High-throughput sequencing of protein variant libraries

Full Project Title

Building capacity to sample and explain protein sequence fitness landscapes: a case study of re-starting the evolution of antibiotic degradation in ribonucleases

Project Summary

Conventionally, protein fitness can be explored and optimised by experimentally varying residues and successively screening and selecting for desired function. Sequencing is not required and is typically determined subsequently—meaning experiments are not guided by knowledge of specific mutations. To understand determinants of fitness (e.g., stability, activity, and function), many variants must be sampled post-hoc and across levels of fitness—a laborious and costly process.

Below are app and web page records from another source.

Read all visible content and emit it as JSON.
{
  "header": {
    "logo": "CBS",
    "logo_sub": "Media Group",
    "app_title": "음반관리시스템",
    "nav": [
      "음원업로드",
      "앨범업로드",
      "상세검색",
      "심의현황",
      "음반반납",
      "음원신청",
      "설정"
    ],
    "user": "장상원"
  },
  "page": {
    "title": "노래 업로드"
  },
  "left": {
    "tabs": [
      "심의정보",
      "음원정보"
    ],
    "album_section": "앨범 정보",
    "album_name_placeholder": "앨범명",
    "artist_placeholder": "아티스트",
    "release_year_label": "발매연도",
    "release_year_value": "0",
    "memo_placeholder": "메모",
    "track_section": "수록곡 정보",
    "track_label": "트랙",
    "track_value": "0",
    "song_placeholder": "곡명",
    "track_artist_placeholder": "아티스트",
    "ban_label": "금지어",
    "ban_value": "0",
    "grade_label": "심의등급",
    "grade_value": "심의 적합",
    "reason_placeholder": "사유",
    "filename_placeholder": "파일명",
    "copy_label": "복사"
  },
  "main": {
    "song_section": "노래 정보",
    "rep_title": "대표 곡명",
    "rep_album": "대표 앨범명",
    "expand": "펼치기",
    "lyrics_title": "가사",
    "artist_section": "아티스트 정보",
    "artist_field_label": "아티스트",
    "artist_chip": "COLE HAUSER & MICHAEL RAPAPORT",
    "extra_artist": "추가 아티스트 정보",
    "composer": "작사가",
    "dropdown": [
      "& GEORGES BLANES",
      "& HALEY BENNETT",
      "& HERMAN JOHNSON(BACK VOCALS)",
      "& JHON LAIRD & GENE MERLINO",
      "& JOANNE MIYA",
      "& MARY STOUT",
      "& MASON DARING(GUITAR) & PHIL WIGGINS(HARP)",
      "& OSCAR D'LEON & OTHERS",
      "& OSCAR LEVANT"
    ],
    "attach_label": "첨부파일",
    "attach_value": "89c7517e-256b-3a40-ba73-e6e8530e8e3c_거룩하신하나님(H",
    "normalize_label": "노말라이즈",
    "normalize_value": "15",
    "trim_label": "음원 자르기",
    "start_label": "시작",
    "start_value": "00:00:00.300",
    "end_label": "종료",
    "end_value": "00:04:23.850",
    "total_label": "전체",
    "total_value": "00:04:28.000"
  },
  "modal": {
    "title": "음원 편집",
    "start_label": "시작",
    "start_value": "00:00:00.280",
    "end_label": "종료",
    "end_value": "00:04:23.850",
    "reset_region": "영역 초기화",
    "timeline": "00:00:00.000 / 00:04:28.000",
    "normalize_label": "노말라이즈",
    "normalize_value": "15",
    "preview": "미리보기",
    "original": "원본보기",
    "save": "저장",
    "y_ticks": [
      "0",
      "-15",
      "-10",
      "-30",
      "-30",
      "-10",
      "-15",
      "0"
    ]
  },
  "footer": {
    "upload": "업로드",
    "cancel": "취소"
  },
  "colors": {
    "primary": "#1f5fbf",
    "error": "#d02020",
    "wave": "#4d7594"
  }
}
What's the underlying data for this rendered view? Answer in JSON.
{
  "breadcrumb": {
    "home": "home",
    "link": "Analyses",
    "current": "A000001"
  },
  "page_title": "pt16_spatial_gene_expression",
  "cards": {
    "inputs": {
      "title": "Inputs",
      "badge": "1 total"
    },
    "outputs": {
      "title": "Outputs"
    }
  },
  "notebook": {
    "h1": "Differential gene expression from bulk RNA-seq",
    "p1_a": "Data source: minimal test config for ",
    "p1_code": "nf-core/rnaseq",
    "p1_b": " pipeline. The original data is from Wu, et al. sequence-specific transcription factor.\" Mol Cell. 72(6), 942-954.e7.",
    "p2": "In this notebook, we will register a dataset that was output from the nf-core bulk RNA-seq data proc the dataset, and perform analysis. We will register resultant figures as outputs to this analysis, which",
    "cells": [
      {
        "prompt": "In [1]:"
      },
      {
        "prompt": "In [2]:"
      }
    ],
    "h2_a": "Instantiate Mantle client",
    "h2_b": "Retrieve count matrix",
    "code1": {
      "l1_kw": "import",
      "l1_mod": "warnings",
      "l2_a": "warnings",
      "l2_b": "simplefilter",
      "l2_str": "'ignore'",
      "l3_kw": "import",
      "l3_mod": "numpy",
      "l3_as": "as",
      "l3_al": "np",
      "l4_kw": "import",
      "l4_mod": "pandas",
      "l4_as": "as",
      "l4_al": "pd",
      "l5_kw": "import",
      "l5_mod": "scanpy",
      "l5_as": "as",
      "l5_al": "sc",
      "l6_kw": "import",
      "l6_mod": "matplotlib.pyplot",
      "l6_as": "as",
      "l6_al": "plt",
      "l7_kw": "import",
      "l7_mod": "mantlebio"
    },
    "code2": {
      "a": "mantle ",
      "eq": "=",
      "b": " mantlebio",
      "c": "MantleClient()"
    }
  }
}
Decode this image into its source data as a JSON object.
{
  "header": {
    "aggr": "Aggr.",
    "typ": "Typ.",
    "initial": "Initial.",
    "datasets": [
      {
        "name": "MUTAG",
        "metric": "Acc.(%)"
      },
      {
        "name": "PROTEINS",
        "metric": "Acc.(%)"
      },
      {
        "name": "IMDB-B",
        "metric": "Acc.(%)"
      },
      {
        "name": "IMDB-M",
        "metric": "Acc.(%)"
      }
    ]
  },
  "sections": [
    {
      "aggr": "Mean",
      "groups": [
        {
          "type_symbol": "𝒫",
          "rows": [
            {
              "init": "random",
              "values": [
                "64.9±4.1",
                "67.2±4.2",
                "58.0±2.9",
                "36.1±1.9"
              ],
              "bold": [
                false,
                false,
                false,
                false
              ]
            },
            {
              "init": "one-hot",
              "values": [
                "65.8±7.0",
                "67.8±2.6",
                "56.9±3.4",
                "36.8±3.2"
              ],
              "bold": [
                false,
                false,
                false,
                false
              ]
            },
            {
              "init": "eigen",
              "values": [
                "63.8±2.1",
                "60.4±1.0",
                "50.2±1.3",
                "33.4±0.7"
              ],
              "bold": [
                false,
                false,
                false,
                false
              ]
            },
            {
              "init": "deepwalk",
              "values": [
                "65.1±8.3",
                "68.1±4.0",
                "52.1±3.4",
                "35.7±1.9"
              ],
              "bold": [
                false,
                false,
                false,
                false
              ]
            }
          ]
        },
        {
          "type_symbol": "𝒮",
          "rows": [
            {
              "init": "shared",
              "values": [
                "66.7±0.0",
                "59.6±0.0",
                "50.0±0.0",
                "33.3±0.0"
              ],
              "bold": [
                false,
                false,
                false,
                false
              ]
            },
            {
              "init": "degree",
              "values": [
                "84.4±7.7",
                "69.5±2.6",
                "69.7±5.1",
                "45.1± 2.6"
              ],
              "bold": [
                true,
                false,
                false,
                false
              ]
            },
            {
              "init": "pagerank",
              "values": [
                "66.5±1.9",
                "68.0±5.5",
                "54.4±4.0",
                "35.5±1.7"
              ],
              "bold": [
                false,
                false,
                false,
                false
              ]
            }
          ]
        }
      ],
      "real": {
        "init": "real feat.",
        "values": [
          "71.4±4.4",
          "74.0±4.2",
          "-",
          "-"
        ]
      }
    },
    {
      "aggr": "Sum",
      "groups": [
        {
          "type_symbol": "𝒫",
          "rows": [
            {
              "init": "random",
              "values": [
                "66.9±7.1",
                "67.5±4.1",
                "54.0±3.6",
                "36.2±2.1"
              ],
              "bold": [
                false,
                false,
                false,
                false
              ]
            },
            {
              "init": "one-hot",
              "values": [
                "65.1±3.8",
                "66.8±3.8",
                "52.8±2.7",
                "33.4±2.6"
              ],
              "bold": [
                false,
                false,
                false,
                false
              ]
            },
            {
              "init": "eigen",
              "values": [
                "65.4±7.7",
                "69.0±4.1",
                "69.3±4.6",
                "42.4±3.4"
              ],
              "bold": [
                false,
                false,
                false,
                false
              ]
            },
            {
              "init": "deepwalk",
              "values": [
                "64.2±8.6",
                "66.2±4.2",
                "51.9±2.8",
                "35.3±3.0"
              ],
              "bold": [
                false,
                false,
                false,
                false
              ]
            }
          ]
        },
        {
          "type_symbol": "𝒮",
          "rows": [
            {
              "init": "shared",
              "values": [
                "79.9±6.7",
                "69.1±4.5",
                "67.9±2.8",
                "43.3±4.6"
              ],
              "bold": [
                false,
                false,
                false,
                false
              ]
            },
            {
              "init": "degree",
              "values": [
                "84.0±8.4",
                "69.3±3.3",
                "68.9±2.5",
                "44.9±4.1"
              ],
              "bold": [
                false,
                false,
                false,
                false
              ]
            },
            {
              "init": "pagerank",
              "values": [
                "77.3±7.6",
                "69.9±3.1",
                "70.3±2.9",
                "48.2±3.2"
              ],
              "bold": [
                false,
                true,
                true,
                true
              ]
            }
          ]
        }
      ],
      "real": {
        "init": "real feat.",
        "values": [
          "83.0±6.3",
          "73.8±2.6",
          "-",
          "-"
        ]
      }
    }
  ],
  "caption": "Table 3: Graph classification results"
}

The ‘every variant sequencing’ (evSeq) protocol resolves these issues by drastically increasing the capacity to sequence protein variants systematically paired to fitness data, allowing this knowledge to guide the experimental process and support protein engineering at unprecedented scales. This project sets out to establish and evaluate the evSeq protocol, which is designed to be extremely cost-effective and simple to perform for researchers who already employ directed evolution.

Potential Outcomes

Firstly, this project will establish at UQ the capacity to perform evSeq, a new protocol for utilising amplicon sequencing that drastically reduces the cost of sequencing protein variants by generating data on a multiplexed next-generation sequencing (NGS) run at a cost of cents per variant. The knowledge gained and workflows established during the course of this project will make this type of experimentation accessible to all UQ researchers and further cement the benefits of using genomic technology to perform complementary research such as protein engineering.

Secondly, this project will develop machine learning methodology to address fundamental challenges in protein engineering and evolutionary studies. Such challenges include how best to navigate highly complex combinatorial spaces, how various scales of known data influence predictions, and how alternative paths to gain function emerge.